O documentário aborda rapidamente a chamada “quarta-feira negra” da Inglaterra, o dia 16 de setembro de 1992. Na ocasião, Soros fez uma aposta altíssima contra a libra esterlina e faturou cerca de US$ 1 bilhão. Cinco anos depois, foi apontado como um dos maiores responsáveis por desencadear a crise financeira asiática, com operações similares contra o baht da Tailândia e o ringgit da Malásia, episódio que não aparece no filme.

Não parece haver evidências de que o investidor tenha cometido atos ilegais nessas situações, mas mesmo quem não carrega uma bandeira com foice e martelo pode concluir que são jogadas, no mínimo, questionáveis. Mostrar com clareza o grande especulador em ação daria mais transparência ao filme.

Mas Jesse Dylan se concentra em apresentar as benfeitorias, que tiveram como marco inicial iniciativas na África do Sul em 1979, como a distribuição de bolsas de estudo. Numa etapa posterior, Soros incentivou grupos do Leste Europeu que defendiam a liberdade na imprensa e nas universidades. Nos anos seguintes, chegou a Ásia, África e América Latina.

O Soros filantropo incomoda os ultraconservadores não apenas porque as causas apoiadas por ele, como a defesa dos direitos dos gays e dos refugiados, estão mais associadas aos partidos inclinados à esquerda. É também uma pedra no sapato da extrema direita porque faz doações milionárias ao Partido Democrata há décadas.

E, claro, a engrenagem da desinformação reforça as tintas vilanescas sobre o rosto de Soros. “O mundo faz mais sentido se você simplesmente tiver um único cérebro mexendo os pauzinhos e fazendo as coisas que você teme”, diz Ethan Zuckerman, do MIT (Massachusetts Institute of Technology).

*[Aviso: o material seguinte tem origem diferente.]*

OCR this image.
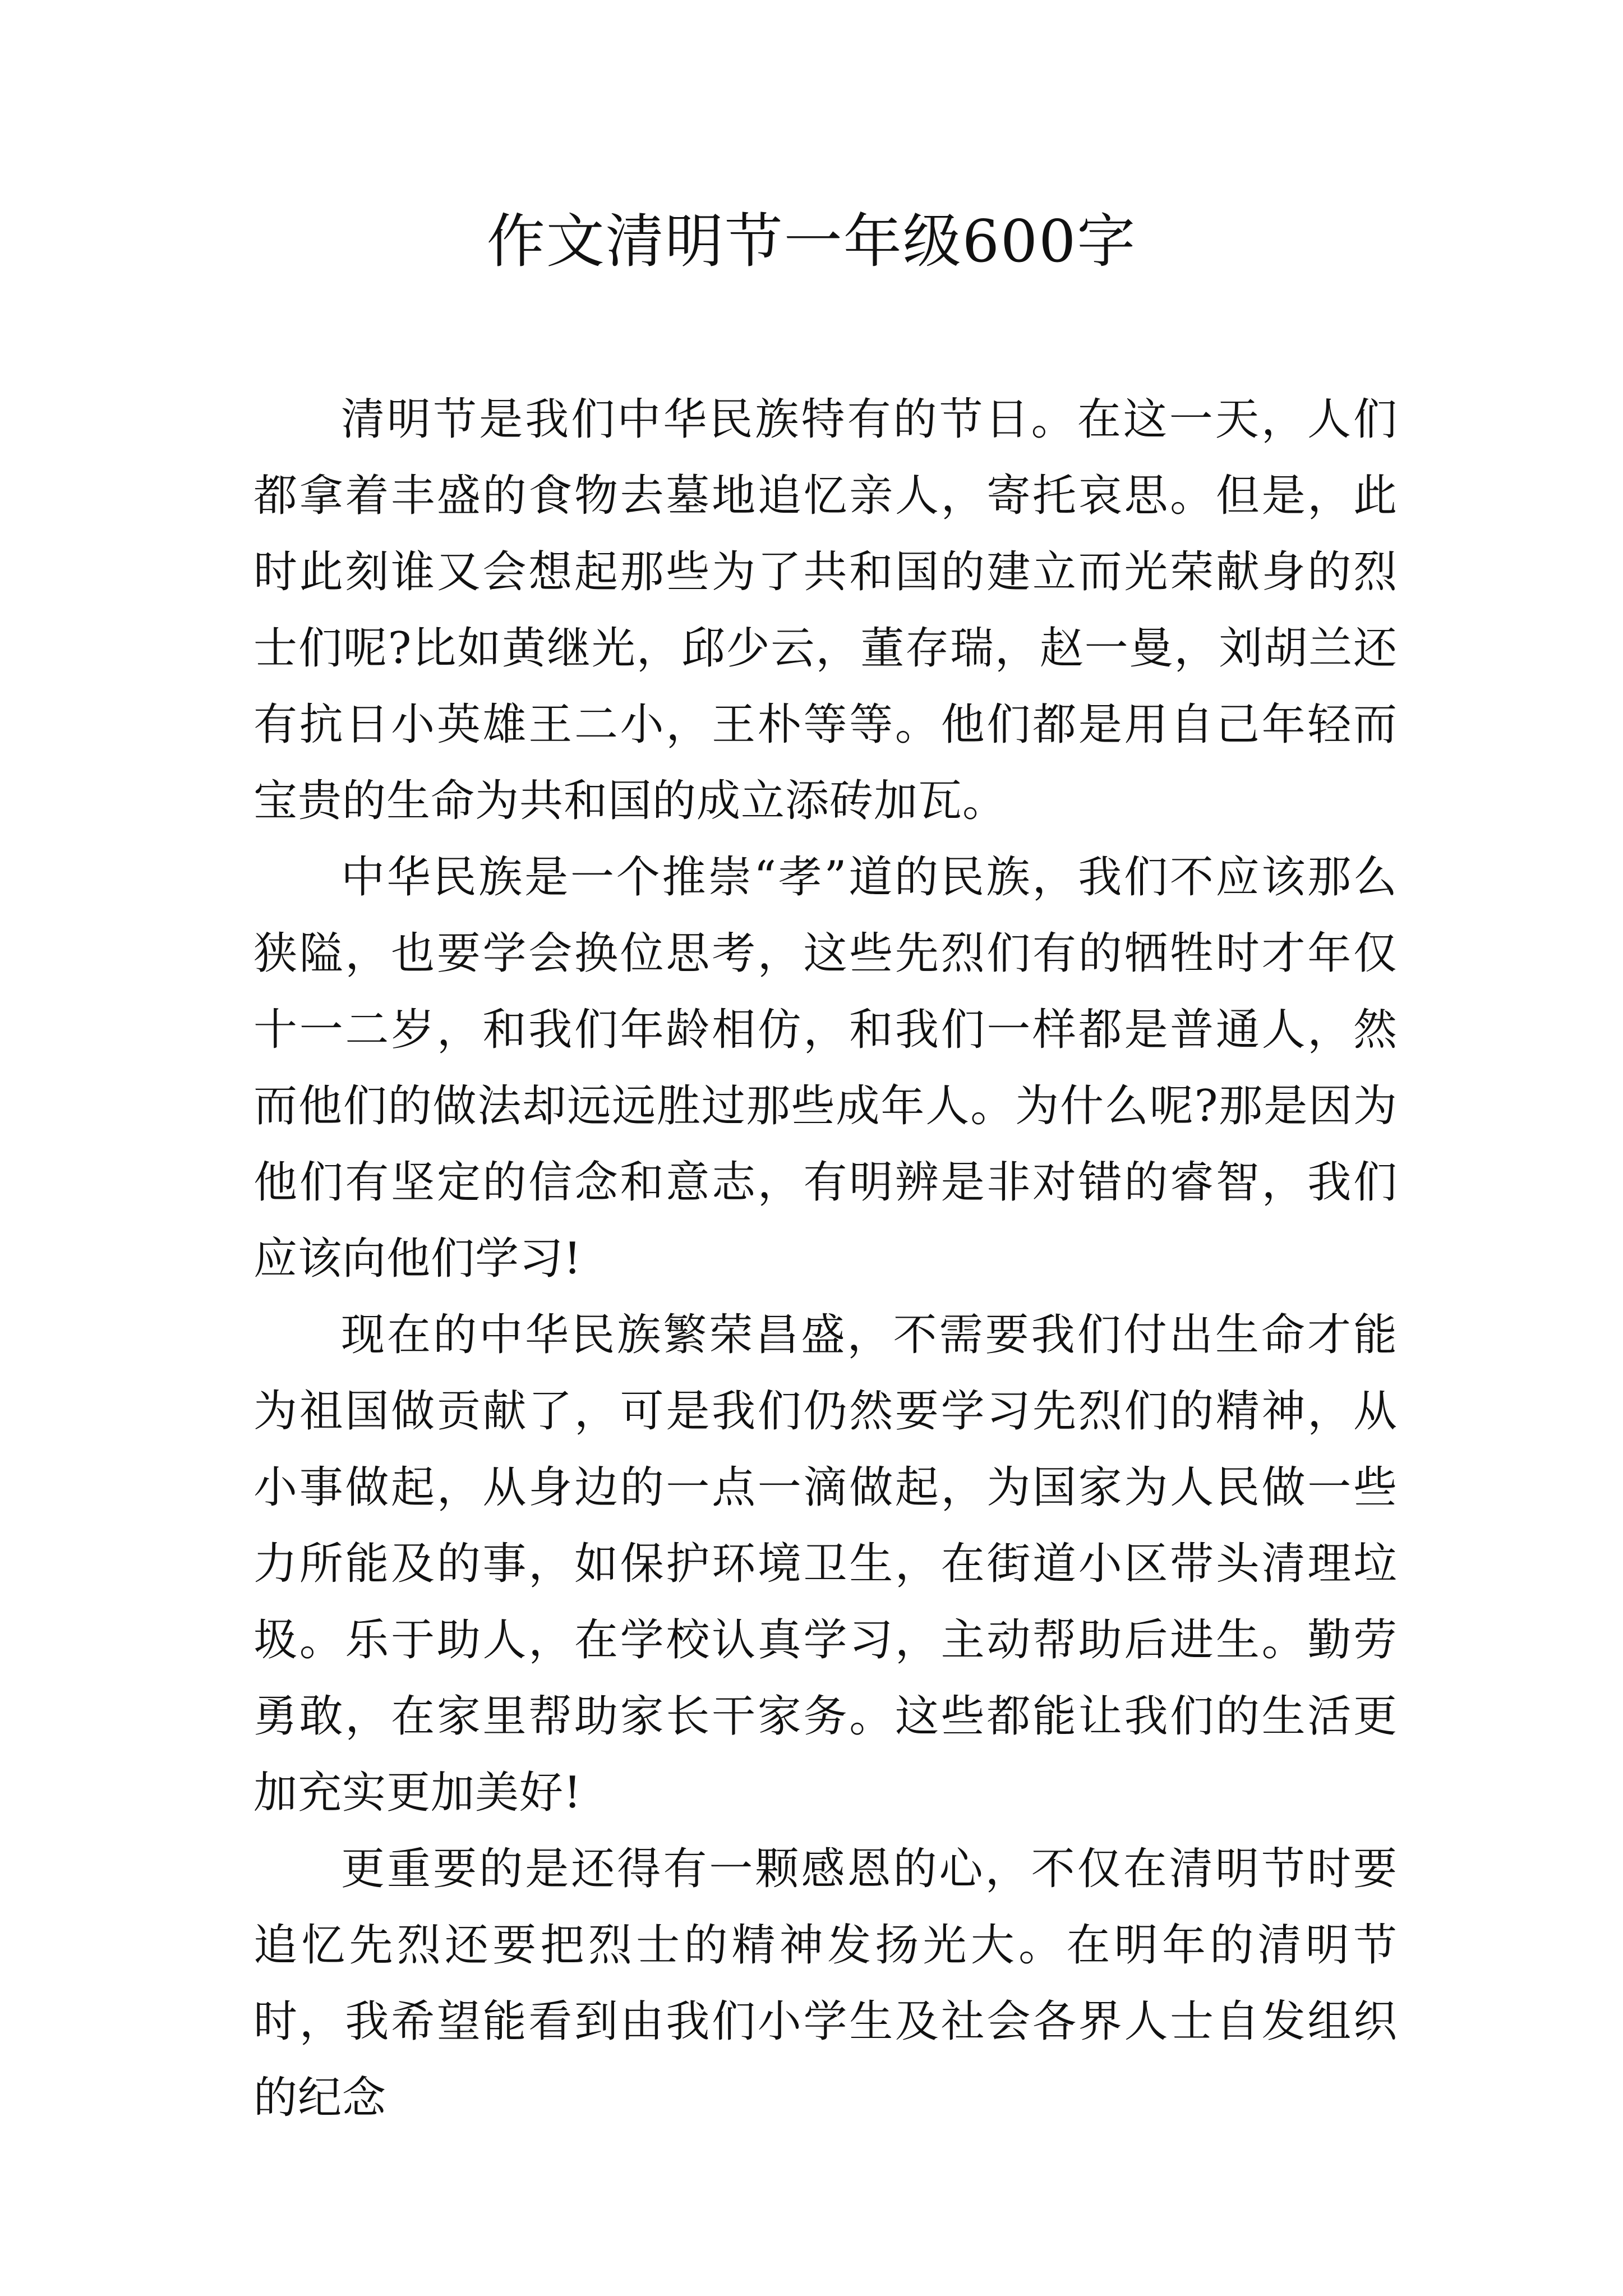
作文清明节一年级600字

清明节是我们中华民族特有的节日。在这一天，人们都拿着丰盛的食物去墓地追忆亲人，寄托哀思。但是，此时此刻谁又会想起那些为了共和国的建立而光荣献身的烈士们呢?比如黄继光，邱少云，董存瑞，赵一曼，刘胡兰还有抗日小英雄王二小，王朴等等。他们都是用自己年轻而宝贵的生命为共和国的成立添砖加瓦。

中华民族是一个推崇“孝”道的民族，我们不应该那么狭隘，也要学会换位思考，这些先烈们有的牺牲时才年仅十一二岁，和我们年龄相仿，和我们一样都是普通人，然而他们的做法却远远胜过那些成年人。为什么呢?那是因为他们有坚定的信念和意志，有明辨是非对错的睿智，我们应该向他们学习!

现在的中华民族繁荣昌盛，不需要我们付出生命才能为祖国做贡献了，可是我们仍然要学习先烈们的精神，从小事做起，从身边的一点一滴做起，为国家为人民做一些力所能及的事，如保护环境卫生，在街道小区带头清理垃圾。乐于助人，在学校认真学习，主动帮助后进生。勤劳勇敢，在家里帮助家长干家务。这些都能让我们的生活更加充实更加美好!

更重要的是还得有一颗感恩的心，不仅在清明节时要追忆先烈还要把烈士的精神发扬光大。在明年的清明节时，我希望能看到由我们小学生及社会各界人士自发组织的纪念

São muito populares as teorias da conspiração contra Soros. Se as pessoas não sabem sobre algo que está acontecendo no mundo, foi Soros quem fez

Ivan Krastev

presidente do Centro para Estratégias Liberais, da Bulgária, em participação no documentário

Sim, o mundo é bem mais complexo, como Soros aprendeu com Popper. Pena que o filme vá em sentido oposto, ao deixar a história do investidor num plano tão secundário.

Além de familiares e colaboradores, que enaltecem Soros, o diretor apresenta vozes dissonantes, mas elas são uma caricatura, caso dos representantes da Fox News.

Podemos imaginar que, daqui a 50 ou 100 anos, os livros de história vejam Soros, entre erros e acertos, de modo mais positivo. Mas daí a canonizá-lo, como tenta Jesse Dylan, existe um oceano, o Atlântico, que separa a Europa, onde ele cresceu, da América, onde fez fortuna.